The Long Haul
A Trucker's Tales of Life on the Road
Goodreads is getting a 5-star rating on this book! Yes, I listened to the audiobook instead of reading the paper copy, and yes, audiobooks are usually better. But even without that boost, this is great.
All I can guess is that the ne'er-do-well high school student who started out with a part-time job in the trucking company near his neighborhood, then blew off college and eventually quit, was a very, very smart guy to write so well. Even if he had a ghostwriter helping, and I rather think he didn't...let me see...
I don't see any mention of it. He's just a darn good storyteller. And he held back the best until the end--smart of him. Only the epilogue is a little smarmy and I think he deserves that. Sorry I don't want to relate it here--no spoilers.

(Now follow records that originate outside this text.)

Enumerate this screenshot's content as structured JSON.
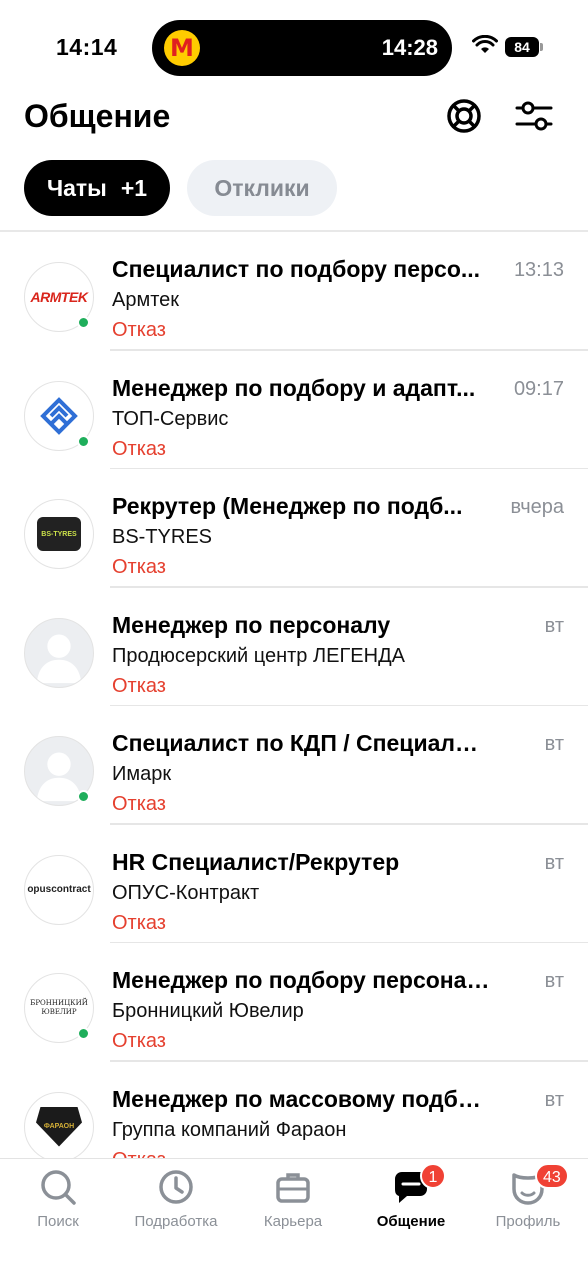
{
  "status_bar": {
    "time": "14:14",
    "island_time": "14:28",
    "battery": "84"
  },
  "header": {
    "title": "Общение"
  },
  "tabs": [
    {
      "label": "Чаты",
      "count": "+1"
    },
    {
      "label": "Отклики"
    }
  ],
  "chats": [
    {
      "title": "Специалист по подбору персо...",
      "company": "Армтек",
      "status": "Отказ",
      "time": "13:13",
      "online": true,
      "logo_text": "ARMTEK"
    },
    {
      "title": "Менеджер по подбору и адапт...",
      "company": "ТОП-Сервис",
      "status": "Отказ",
      "time": "09:17",
      "online": true
    },
    {
      "title": "Рекрутер (Менеджер по подб...",
      "company": "BS-TYRES",
      "status": "Отказ",
      "time": "вчера",
      "online": false,
      "logo_text": "BS-TYRES"
    },
    {
      "title": "Менеджер по персоналу",
      "company": "Продюсерский центр ЛЕГЕНДА",
      "status": "Отказ",
      "time": "вт",
      "online": false
    },
    {
      "title": "Специалист по КДП / Специалист...",
      "company": "Имарк",
      "status": "Отказ",
      "time": "вт",
      "online": true
    },
    {
      "title": "HR Специалист/Рекрутер",
      "company": "ОПУС-Контракт",
      "status": "Отказ",
      "time": "вт",
      "online": false,
      "logo_text": "opuscontract"
    },
    {
      "title": "Менеджер по подбору персонала",
      "company": "Бронницкий Ювелир",
      "status": "Отказ",
      "time": "вт",
      "online": true,
      "logo_text": "БРОННИЦКИЙ ЮВЕЛИР"
    },
    {
      "title": "Менеджер по массовому подбор...",
      "company": "Группа компаний Фараон",
      "status": "Отказ",
      "time": "вт",
      "online": false,
      "logo_text": "ФАРАОН"
    }
  ],
  "bottom_nav": [
    {
      "label": "Поиск",
      "icon": "search-icon"
    },
    {
      "label": "Подработка",
      "icon": "clock-icon"
    },
    {
      "label": "Карьера",
      "icon": "briefcase-icon"
    },
    {
      "label": "Общение",
      "icon": "chat-icon",
      "badge": "1",
      "active": true
    },
    {
      "label": "Профиль",
      "icon": "profile-icon",
      "badge": "43"
    }
  ],
  "colors": {
    "accent_red": "#e5402f",
    "online_green": "#1fae5b",
    "badge_red": "#f04134"
  }
}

Some of it is simply factual--ins and outs of how the moving industry works. Some is simple narrative--how he does his job and deals with all the oddball people he encounters along the way. And some is essay-style musings on humanity and why movers are considered the blood-sucking scum at the bottom of the cesspool of living. Interestingly, after helping so many people move their treasured possessions from one house to another, he gets a very negative attitude about possessions in general and moving them in particular. Some of the people, especially the retirees who go from the Northeast to Florida, themselves question whether or not they really wanted to move all that stuff.

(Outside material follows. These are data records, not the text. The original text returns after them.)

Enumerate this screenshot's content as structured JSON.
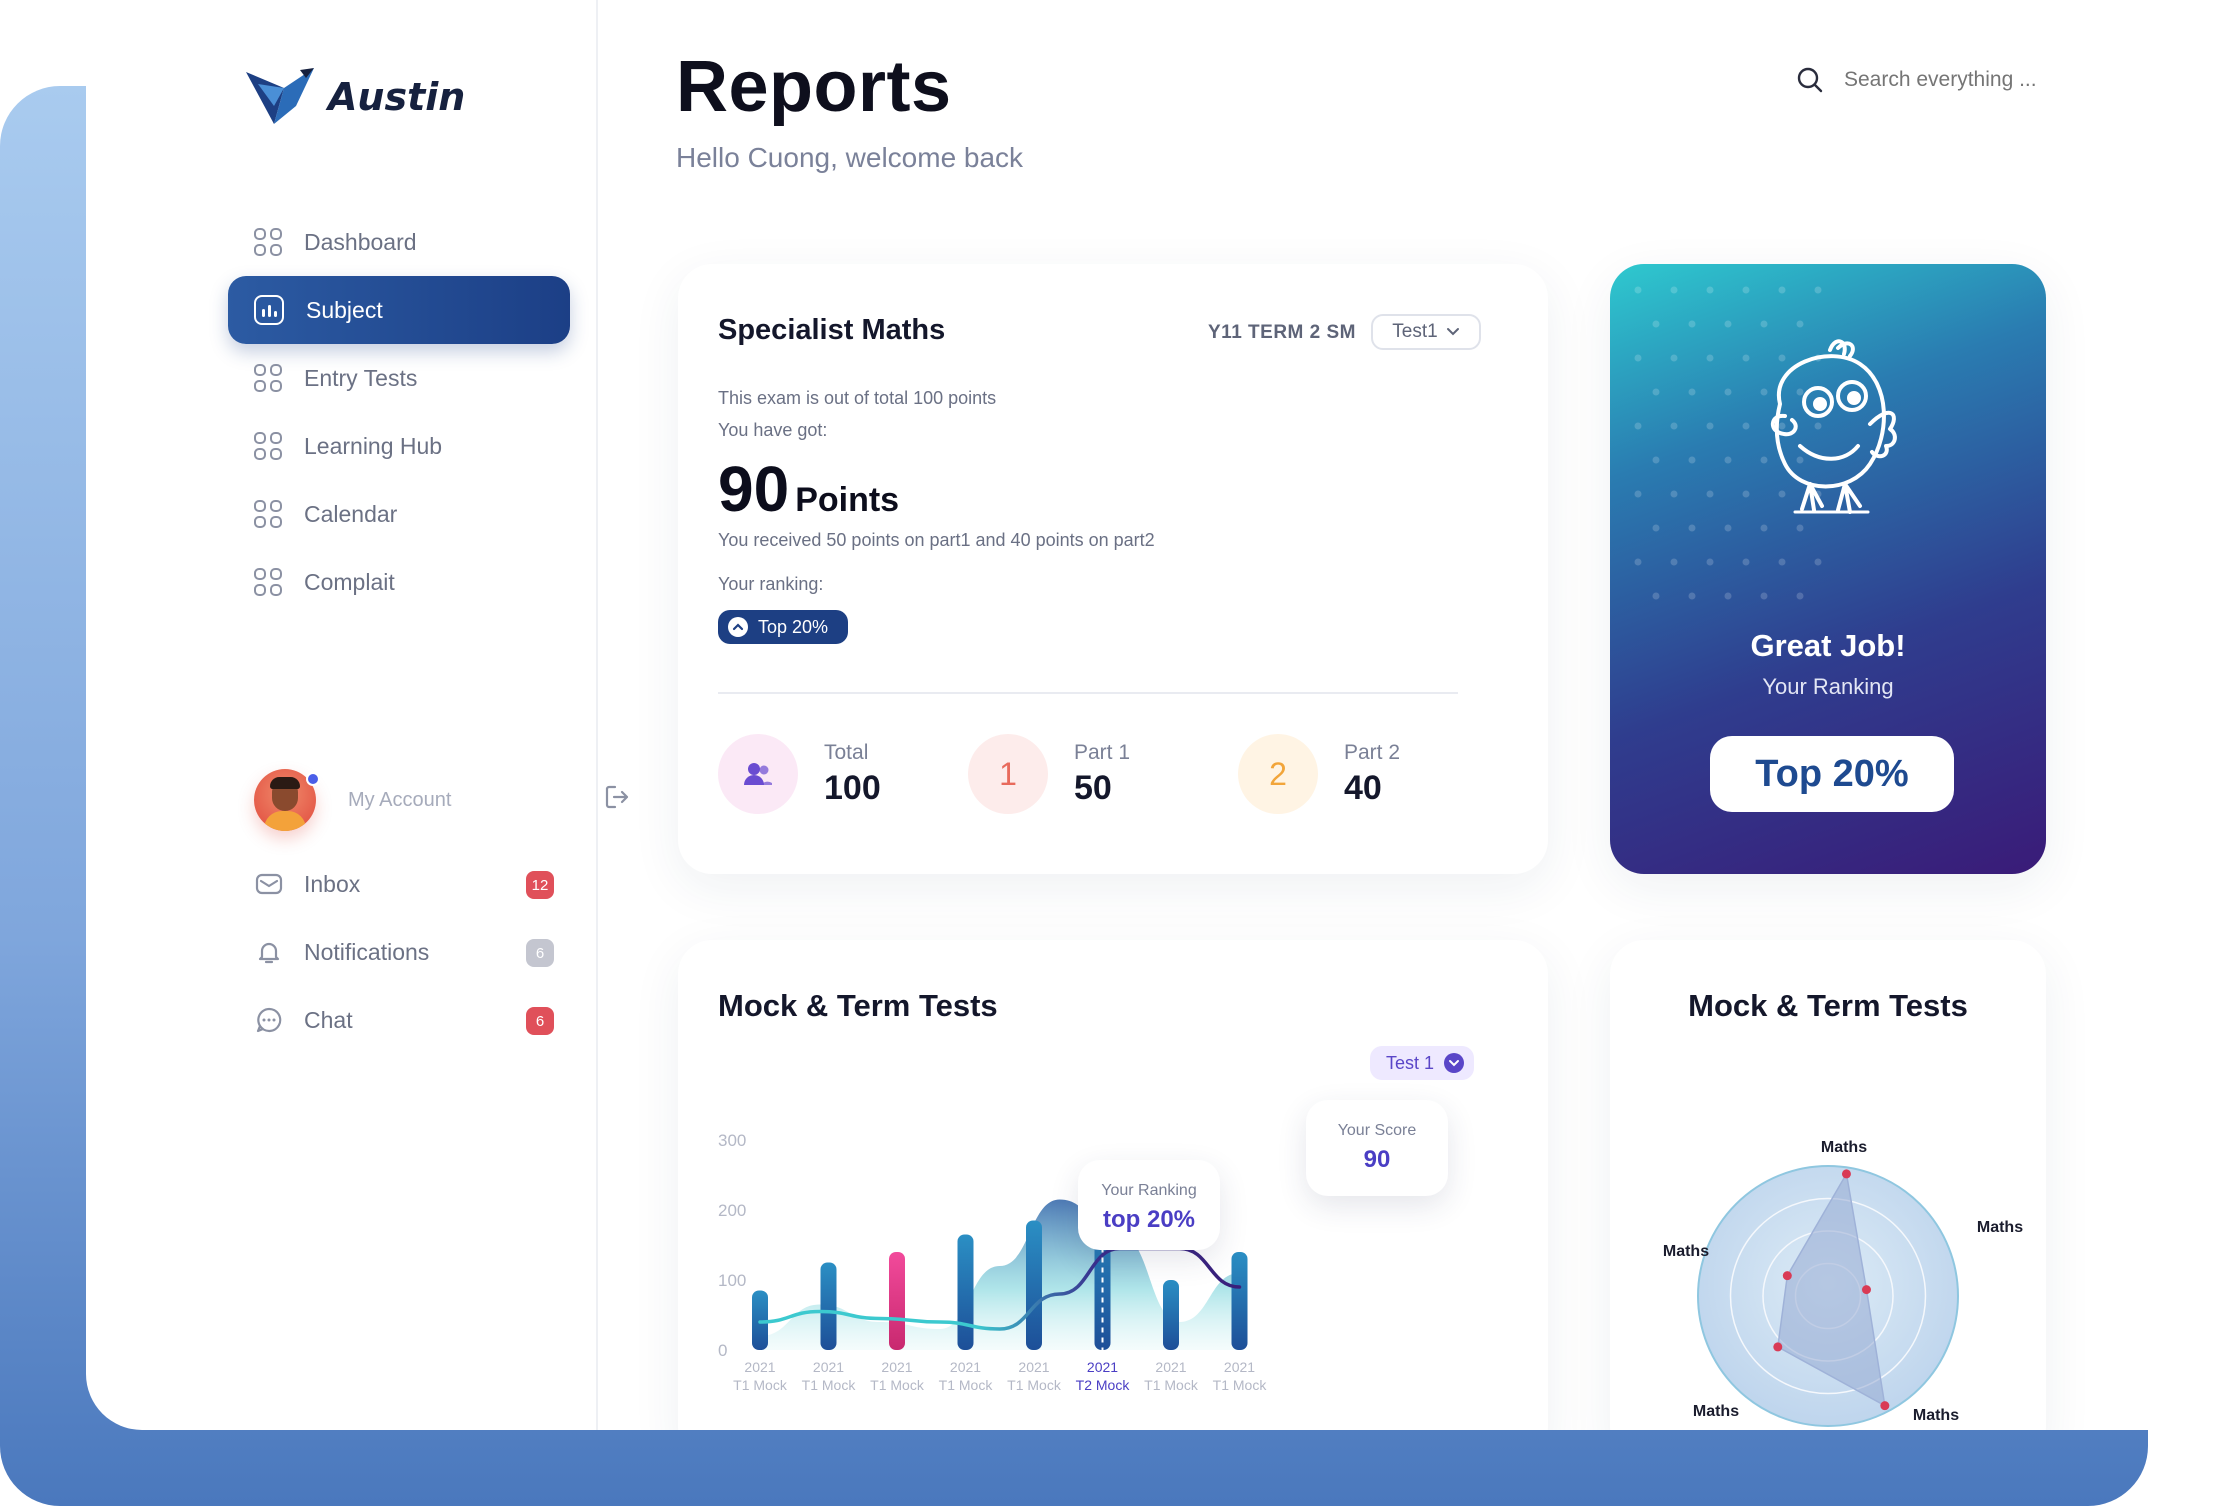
{
  "brand": {
    "name": "Austin"
  },
  "sidebar": {
    "items": [
      {
        "label": "Dashboard",
        "icon": "grid-icon",
        "active": false
      },
      {
        "label": "Subject",
        "icon": "chart-icon",
        "active": true
      },
      {
        "label": "Entry Tests",
        "icon": "grid-icon",
        "active": false
      },
      {
        "label": "Learning Hub",
        "icon": "grid-icon",
        "active": false
      },
      {
        "label": "Calendar",
        "icon": "grid-icon",
        "active": false
      },
      {
        "label": "Complait",
        "icon": "grid-icon",
        "active": false
      }
    ],
    "account_label": "My Account",
    "sub_items": [
      {
        "label": "Inbox",
        "icon": "mail-icon",
        "count": "12",
        "badge_color": "#e0505a"
      },
      {
        "label": "Notifications",
        "icon": "bell-icon",
        "count": "6",
        "badge_color": "#c4c6d0"
      },
      {
        "label": "Chat",
        "icon": "chat-icon",
        "count": "6",
        "badge_color": "#e0505a"
      }
    ]
  },
  "header": {
    "title": "Reports",
    "subtitle": "Hello Cuong, welcome back",
    "search_placeholder": "Search everything ..."
  },
  "specialist": {
    "title": "Specialist Maths",
    "term": "Y11  TERM 2  SM",
    "select_value": "Test1",
    "out_of_text": "This exam is out of total 100 points",
    "got_text": "You have got:",
    "points": "90",
    "points_unit": "Points",
    "breakdown_text": "You received 50 points on part1 and 40 points on part2",
    "ranking_label": "Your ranking:",
    "ranking_value": "Top 20%",
    "stats": [
      {
        "label": "Total",
        "value": "100",
        "icon": "users-icon",
        "circle_color": "#fbe9f6",
        "glyph": ""
      },
      {
        "label": "Part 1",
        "value": "50",
        "icon": "number-one-icon",
        "circle_color": "#fdeceb",
        "glyph": "1",
        "glyph_color": "#e86a5c"
      },
      {
        "label": "Part 2",
        "value": "40",
        "icon": "number-two-icon",
        "circle_color": "#fff4e4",
        "glyph": "2",
        "glyph_color": "#f2a53a"
      }
    ]
  },
  "ranking_card": {
    "headline": "Great Job!",
    "subline": "Your Ranking",
    "value": "Top 20%"
  },
  "mock_chart": {
    "title": "Mock & Term Tests",
    "chip": "Test 1",
    "tooltip_ranking_label": "Your Ranking",
    "tooltip_ranking_value": "top 20%",
    "tooltip_score_label": "Your Score",
    "tooltip_score_value": "90"
  },
  "chart_data": [
    {
      "type": "bar",
      "title": "Mock & Term Tests",
      "ylim": [
        0,
        300
      ],
      "yticks": [
        "0",
        "100",
        "200",
        "300"
      ],
      "categories": [
        {
          "year": "2021",
          "name": "T1 Mock"
        },
        {
          "year": "2021",
          "name": "T1 Mock"
        },
        {
          "year": "2021",
          "name": "T1 Mock"
        },
        {
          "year": "2021",
          "name": "T1 Mock"
        },
        {
          "year": "2021",
          "name": "T1 Mock"
        },
        {
          "year": "2021",
          "name": "T2 Mock"
        },
        {
          "year": "2021",
          "name": "T1 Mock"
        },
        {
          "year": "2021",
          "name": "T1 Mock"
        }
      ],
      "highlight_index": 5,
      "bars": [
        85,
        125,
        140,
        165,
        185,
        215,
        100,
        140
      ],
      "bar_colors": [
        "blue",
        "blue",
        "pink",
        "blue",
        "blue",
        "blue",
        "blue",
        "blue"
      ],
      "area": [
        20,
        65,
        40,
        30,
        120,
        215,
        165,
        40,
        110
      ],
      "line": [
        40,
        55,
        45,
        40,
        30,
        80,
        145,
        145,
        90
      ]
    },
    {
      "type": "radar",
      "title": "Mock & Term Tests",
      "axis_labels": [
        "Maths",
        "Maths",
        "Maths",
        "Maths",
        "Maths"
      ],
      "values": [
        0.95,
        0.3,
        0.95,
        0.55,
        0.35
      ],
      "rings": 4
    }
  ],
  "colors": {
    "accent": "#1d3f83",
    "purple": "#4a3ec4",
    "bar_blue": "#1f5fa0",
    "bar_pink": "#e2438f",
    "area_teal": "#6fd0d8",
    "line_dark": "#3a1f7a"
  }
}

And there was this one very peculiar old lady who couldn't seem to make up her mind even at the last minute. Her original estimate of what she wanted to move was very, very low, but when he questioned her item by item, yes, it all ended up going. And the bill, of course, was way over the quote. She seemed surprised about that--was she really so very clueless as she acted or just trying to pull a scam? He never found out.
Not all people were horrid, though--he had three or so examples of people whose moves were positively "nice" and even life-affirming. Both to them (sort of) and to him.